Existe, então, a doutrina do primado do
Direito Interno sobre o Direito Internacional, e existe a doutrina do primado
do Direito Internacional, que é a doutrina monista, de Hans Kelsen. Kelsen,
nascido em 1.881, professor austríaco, é talvez a maior figura de jusfilósofo
de nosso século. Sendo judeu, foi destituído em 1.938 da sua Cadeira, e da
Presidência da Corte Constitucional Austríaca, que ele ajudara a incluir no
texto da Constituição de 1.920.
Kelsen, que desde o advento nefasto do
nazismo vive nos Estados Unidos, e ensina na Universidade da Califórnia, e tem
publicado obras notáveis, sobretudo em 1.945, sustenta a concepção lógica do
normativismo puro. Kelsen quer escoimar da Ciência Jurídica quaisquer
contribuições sociológicas, quaisquer contribuições estranhas à norma pura, e
sustenta que há uma unidade do Direito Público.O Direito Público é um só, assentado
em normas que se estratificam hierarquicamente.
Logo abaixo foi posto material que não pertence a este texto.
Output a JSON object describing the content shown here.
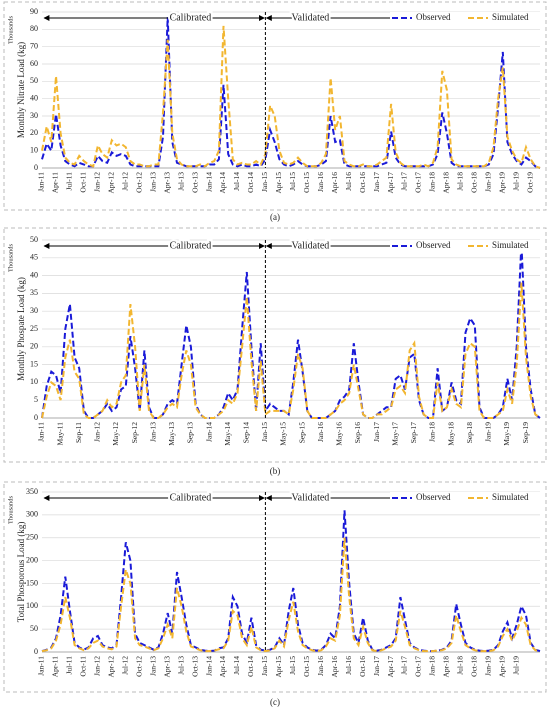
{
  "chart_data": [
    {
      "type": "line",
      "caption": "(a)",
      "y_label": "Monthly  Nitrate Load (kg)",
      "y_unit": "Thousands",
      "annotations": [
        "Calibrated",
        "Validated"
      ],
      "divider": "Jan-15",
      "grid": true,
      "legend": "top-right",
      "ylim": [
        0,
        90
      ],
      "yticks": [
        0,
        10,
        20,
        30,
        40,
        50,
        60,
        70,
        80,
        90
      ],
      "categories": [
        "Jan-11",
        null,
        null,
        "Apr-11",
        null,
        null,
        "Jul-11",
        null,
        null,
        "Oct-11",
        null,
        null,
        "Jan-12",
        null,
        null,
        "Apr-12",
        null,
        null,
        "Jul-12",
        null,
        null,
        "Oct-12",
        null,
        null,
        "Jan-13",
        null,
        null,
        "Apr-13",
        null,
        null,
        "Jul-13",
        null,
        null,
        "Oct-13",
        null,
        null,
        "Jan-14",
        null,
        null,
        "Apr-14",
        null,
        null,
        "Jul-14",
        null,
        null,
        "Oct-14",
        null,
        null,
        "Jan-15",
        null,
        null,
        "Apr-15",
        null,
        null,
        "Jul-15",
        null,
        null,
        "Oct-15",
        null,
        null,
        "Jan-16",
        null,
        null,
        "Apr-16",
        null,
        null,
        "Jul-16",
        null,
        null,
        "Oct-16",
        null,
        null,
        "Jan-17",
        null,
        null,
        "Apr-17",
        null,
        null,
        "Jul-17",
        null,
        null,
        "Oct-17",
        null,
        null,
        "Jan-18",
        null,
        null,
        "Apr-18",
        null,
        null,
        "Jul-18",
        null,
        null,
        "Oct-18",
        null,
        null,
        "Jan-19",
        null,
        null,
        "Apr-19",
        null,
        null,
        "Jul-19",
        null,
        null,
        "Oct-19",
        null,
        null
      ],
      "series": [
        {
          "name": "Observed",
          "color": "#1a1ad8",
          "values": [
            5,
            14,
            10,
            31,
            13,
            4,
            2,
            1,
            3,
            2,
            1,
            1,
            7,
            4,
            3,
            9,
            7,
            8,
            7,
            2,
            1,
            1,
            1,
            1,
            1,
            1,
            18,
            87,
            15,
            3,
            2,
            1,
            1,
            1,
            1,
            1,
            2,
            2,
            5,
            48,
            8,
            2,
            1,
            2,
            1,
            1,
            2,
            1,
            5,
            22,
            15,
            5,
            2,
            1,
            2,
            4,
            2,
            1,
            1,
            1,
            2,
            4,
            30,
            15,
            16,
            2,
            1,
            1,
            1,
            1,
            1,
            1,
            1,
            2,
            3,
            21,
            6,
            2,
            1,
            1,
            1,
            1,
            1,
            1,
            2,
            8,
            32,
            20,
            3,
            1,
            1,
            1,
            1,
            1,
            1,
            1,
            2,
            8,
            35,
            67,
            15,
            8,
            4,
            2,
            6,
            4,
            1,
            0
          ]
        },
        {
          "name": "Simulated",
          "color": "#f2b630",
          "values": [
            10,
            24,
            15,
            53,
            20,
            6,
            3,
            2,
            7,
            4,
            2,
            1,
            13,
            8,
            6,
            16,
            13,
            14,
            12,
            4,
            2,
            2,
            1,
            1,
            2,
            2,
            32,
            74,
            20,
            5,
            2,
            1,
            1,
            1,
            2,
            1,
            3,
            4,
            10,
            82,
            40,
            5,
            2,
            3,
            2,
            2,
            4,
            2,
            8,
            36,
            30,
            10,
            3,
            2,
            3,
            6,
            3,
            1,
            1,
            1,
            3,
            8,
            52,
            22,
            30,
            4,
            2,
            1,
            1,
            2,
            1,
            1,
            2,
            4,
            6,
            37,
            9,
            3,
            1,
            1,
            1,
            1,
            2,
            1,
            3,
            12,
            56,
            45,
            5,
            2,
            1,
            1,
            1,
            1,
            1,
            1,
            3,
            12,
            40,
            58,
            18,
            10,
            5,
            3,
            12,
            5,
            1,
            0
          ]
        }
      ]
    },
    {
      "type": "line",
      "caption": "(b)",
      "y_label": "Monthly Phospate Load (kg)",
      "y_unit": "Thousands",
      "annotations": [
        "Calibrated",
        "Validated"
      ],
      "divider": "Jan-15",
      "grid": true,
      "legend": "top-right",
      "ylim": [
        0,
        50
      ],
      "yticks": [
        0,
        5,
        10,
        15,
        20,
        25,
        30,
        35,
        40,
        45,
        50
      ],
      "categories": [
        "Jan-11",
        null,
        null,
        null,
        "May-11",
        null,
        null,
        null,
        "Sep-11",
        null,
        null,
        null,
        "Jan-12",
        null,
        null,
        null,
        "May-12",
        null,
        null,
        null,
        "Sep-12",
        null,
        null,
        null,
        "Jan-13",
        null,
        null,
        null,
        "May-13",
        null,
        null,
        null,
        "Sep-13",
        null,
        null,
        null,
        "Jan-14",
        null,
        null,
        null,
        "May-14",
        null,
        null,
        null,
        "Sep-14",
        null,
        null,
        null,
        "Jan-15",
        null,
        null,
        null,
        "May-15",
        null,
        null,
        null,
        "Sep-15",
        null,
        null,
        null,
        "Jan-16",
        null,
        null,
        null,
        "May-16",
        null,
        null,
        null,
        "Sep-16",
        null,
        null,
        null,
        "Jan-17",
        null,
        null,
        null,
        "May-17",
        null,
        null,
        null,
        "Sep-17",
        null,
        null,
        null,
        "Jan-18",
        null,
        null,
        null,
        "May-18",
        null,
        null,
        null,
        "Sep-18",
        null,
        null,
        null,
        "Jan-19",
        null,
        null,
        null,
        "May-19",
        null,
        null,
        null,
        "Sep-19",
        null,
        null,
        null
      ],
      "series": [
        {
          "name": "Observed",
          "color": "#1a1ad8",
          "values": [
            0,
            9,
            13,
            12,
            7,
            25,
            32,
            17,
            14,
            2,
            0,
            0,
            1,
            2,
            4,
            2,
            3,
            8,
            9,
            23,
            14,
            2,
            19,
            3,
            0,
            0,
            1,
            4,
            5,
            4,
            15,
            26,
            20,
            4,
            1,
            0,
            0,
            0,
            1,
            3,
            7,
            5,
            8,
            25,
            41,
            20,
            2,
            21,
            2,
            4,
            3,
            2,
            2,
            1,
            10,
            22,
            13,
            2,
            0,
            0,
            0,
            0,
            1,
            2,
            5,
            6,
            8,
            21,
            10,
            1,
            0,
            0,
            1,
            2,
            3,
            3,
            11,
            12,
            8,
            17,
            18,
            5,
            1,
            0,
            0,
            14,
            2,
            3,
            10,
            5,
            4,
            24,
            28,
            26,
            3,
            0,
            0,
            0,
            1,
            3,
            11,
            5,
            20,
            49,
            20,
            8,
            1,
            0
          ]
        },
        {
          "name": "Simulated",
          "color": "#f2b630",
          "values": [
            0,
            6,
            10,
            9,
            5,
            17,
            22,
            13,
            11,
            1,
            0,
            0,
            1,
            2,
            5,
            3,
            4,
            10,
            12,
            32,
            20,
            2,
            15,
            2,
            0,
            0,
            1,
            3,
            4,
            3,
            12,
            19,
            15,
            3,
            1,
            0,
            0,
            0,
            1,
            2,
            5,
            4,
            7,
            20,
            34,
            16,
            2,
            16,
            1,
            2,
            2,
            2,
            2,
            1,
            8,
            18,
            14,
            2,
            0,
            0,
            0,
            0,
            1,
            2,
            4,
            5,
            7,
            15,
            8,
            1,
            0,
            0,
            1,
            1,
            2,
            3,
            8,
            9,
            7,
            19,
            21,
            6,
            1,
            0,
            0,
            10,
            2,
            3,
            8,
            4,
            3,
            18,
            21,
            20,
            2,
            0,
            0,
            0,
            1,
            2,
            8,
            4,
            15,
            38,
            17,
            6,
            1,
            0
          ]
        }
      ]
    },
    {
      "type": "line",
      "caption": "(c)",
      "y_label": "Total Phosporous Load (kg)",
      "y_unit": "Thousands",
      "annotations": [
        "Calibrated",
        "Validated"
      ],
      "divider": "Jan-15",
      "grid": true,
      "legend": "top-right",
      "ylim": [
        0,
        350
      ],
      "yticks": [
        0,
        50,
        100,
        150,
        200,
        250,
        300,
        350
      ],
      "categories": [
        "Jan-11",
        null,
        null,
        "Apr-11",
        null,
        null,
        "Jul-11",
        null,
        null,
        "Oct-11",
        null,
        null,
        "Jan-12",
        null,
        null,
        "Apr-12",
        null,
        null,
        "Jul-12",
        null,
        null,
        "Oct-12",
        null,
        null,
        "Jan-13",
        null,
        null,
        "Apr-13",
        null,
        null,
        "Jul-13",
        null,
        null,
        "Oct-13",
        null,
        null,
        "Jan-14",
        null,
        null,
        "Apr-14",
        null,
        null,
        "Jul-14",
        null,
        null,
        "Oct-14",
        null,
        null,
        "Jan-15",
        null,
        null,
        "Apr-15",
        null,
        null,
        "Jul-15",
        null,
        null,
        "Oct-15",
        null,
        null,
        "Jan-16",
        null,
        null,
        "Apr-16",
        null,
        null,
        "Jul-16",
        null,
        null,
        "Oct-16",
        null,
        null,
        "Jan-17",
        null,
        null,
        "Apr-17",
        null,
        null,
        "Jul-17",
        null,
        null,
        "Oct-17",
        null,
        null,
        "Jan-18",
        null,
        null,
        "Apr-18",
        null,
        null,
        "Jul-18",
        null,
        null,
        "Oct-18",
        null,
        null,
        "Jan-19",
        null,
        null,
        "Apr-19",
        null,
        null,
        "Jul-19",
        null,
        null,
        null,
        null,
        null
      ],
      "series": [
        {
          "name": "Observed",
          "color": "#1a1ad8",
          "values": [
            2,
            5,
            10,
            30,
            80,
            165,
            90,
            20,
            10,
            5,
            10,
            30,
            35,
            15,
            10,
            8,
            15,
            120,
            240,
            200,
            40,
            20,
            15,
            10,
            5,
            10,
            40,
            85,
            40,
            175,
            120,
            60,
            15,
            10,
            5,
            3,
            2,
            3,
            8,
            10,
            30,
            120,
            100,
            40,
            20,
            75,
            15,
            5,
            3,
            5,
            10,
            30,
            15,
            90,
            140,
            60,
            20,
            10,
            5,
            3,
            5,
            15,
            40,
            30,
            100,
            310,
            150,
            40,
            20,
            75,
            25,
            5,
            3,
            5,
            10,
            15,
            30,
            120,
            70,
            20,
            10,
            5,
            3,
            2,
            2,
            3,
            5,
            10,
            25,
            105,
            60,
            20,
            10,
            5,
            3,
            2,
            3,
            5,
            15,
            45,
            65,
            30,
            60,
            100,
            80,
            20,
            5,
            2
          ]
        },
        {
          "name": "Simulated",
          "color": "#f2b630",
          "values": [
            2,
            4,
            8,
            25,
            60,
            120,
            75,
            15,
            8,
            4,
            8,
            20,
            25,
            12,
            8,
            6,
            12,
            100,
            180,
            150,
            30,
            15,
            12,
            8,
            4,
            8,
            30,
            60,
            30,
            140,
            100,
            45,
            12,
            8,
            4,
            2,
            2,
            3,
            6,
            8,
            25,
            90,
            80,
            30,
            15,
            55,
            10,
            4,
            2,
            4,
            8,
            25,
            12,
            70,
            110,
            45,
            15,
            8,
            4,
            2,
            4,
            12,
            30,
            25,
            80,
            250,
            120,
            30,
            15,
            55,
            20,
            4,
            2,
            4,
            8,
            12,
            25,
            90,
            55,
            15,
            8,
            4,
            2,
            2,
            2,
            3,
            4,
            8,
            20,
            80,
            45,
            15,
            8,
            4,
            2,
            2,
            2,
            4,
            12,
            35,
            50,
            25,
            45,
            75,
            60,
            15,
            4,
            2
          ]
        }
      ]
    }
  ]
}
Então, existe uma norma
fundamental (grundnorm) hipotética, uma norma do Direito Internacional,
que é o princípio: “pacta sunt servanda”.
Essa norma fundamental, mais de ordem
moral, está no ápice da pirâmide, e Kelsen vai deduzindo as normas
hierarquicamente inferiores (a regularidade de cada uma é condicionada pela
superior), num processo contínuo de concreção da norma mais abstrata e geral
até a mais concreta e específica, chegando àquilo que ele chama a norma
individual.
Na Constituição não está o nosso nome, mas
nós invocaremos os nossos direitos, usaremos o habeas corpus, etc., porque nós
somos os destinatários. Quando a norma nos encontrar, destinatários de carne e
osso, pessoas que temos interesses, paixões (o direito subjetivo é o interesse
juridicamente protegido), então a norma, de geral, abstrata, transformar-se-á
em uma norma concreta, específica, individual, como diz Hans Kelsen.
Então, para Kelsen o Direito Público é um só.
Kelsen identifica, também, o Direito e o Estado. O Direito é o Estado e o
Estado então teria que ser, ontologicamente (como natureza do próprio ser),
jurídico.
Havendo um só Direito, estratificado nessa pirâmide de normas, não
seria possível que o Direito Interno pudesse deixar de acatar uma norma do
Direito Internacional. Essa concepção kelseniana é acompanhada, por um outro
critério, por Boris Mirkhine Guetzevitch.
Guetzevitch sustenta também a teoria monista, a unidade do Direito
Público, porém partindo não de um pressuposto lógico-jurídico, puro, como
Kelsen, mas partindo de um pressuposto histórico-empírico. Observando os textos
constitucionais posteriores à Primeira Guerra e observando o comportamento das
instituições, independentemente dos textos escritos, sustentou a unidade do
Direito Público. Diz ele, então, que as Constituições posteriores à Primeira
Guerra proclamam a sobre-excelência da norma internacional e daí há uma espécie
de uniformidade entre os institutos internacionais por parte de todos esses textos.
O fato é que, embora
nesses trinta anos em que esse debate se travou, tenha aumentado a densidade da
internacionalização do Direito (a atmosfera de nossa época é carregada desse
internacionalismo do Direito), as ciosidades das soberanias estatais não têm
permitido um estatuto internacional efetivo sobre as soberanias dos
Estados.
O que podemos dizer é
que os organismos internacionais têm crescido de prestígio, por força do
reconhecimento, da própria chancela que lhes têm dado os Direitos Constitucionais
internos, e há uma atmosfera de internacionalismo jurídico na nossa época, mas
não podemos dizer que se chegou a essa concepção da unidade do Direito Público,
e que os Estados tenham abdicado da soberania de suas normas internas para
acatar irrestritamente as normas do Direito Internacional (que não seriam
normas diferenciadas, do Direito Internacional; seriam normas superiores do
Direito Público, não havendo distinção entre o Direito Internacional e o
Direito Interno).
Um dos membros da
chamada escola de Viena, do professor Hans Kelsen, Alfred Verdross,
dogmatizando a unidade do Direito Público e a teoria monista de Kelsen, diz que
ela exprime o anseio por um ideal, o ideal de uma “civitas maxima”, quer
dizer, de uma cidade única, que pudesse conglomerar todos os povos da terra.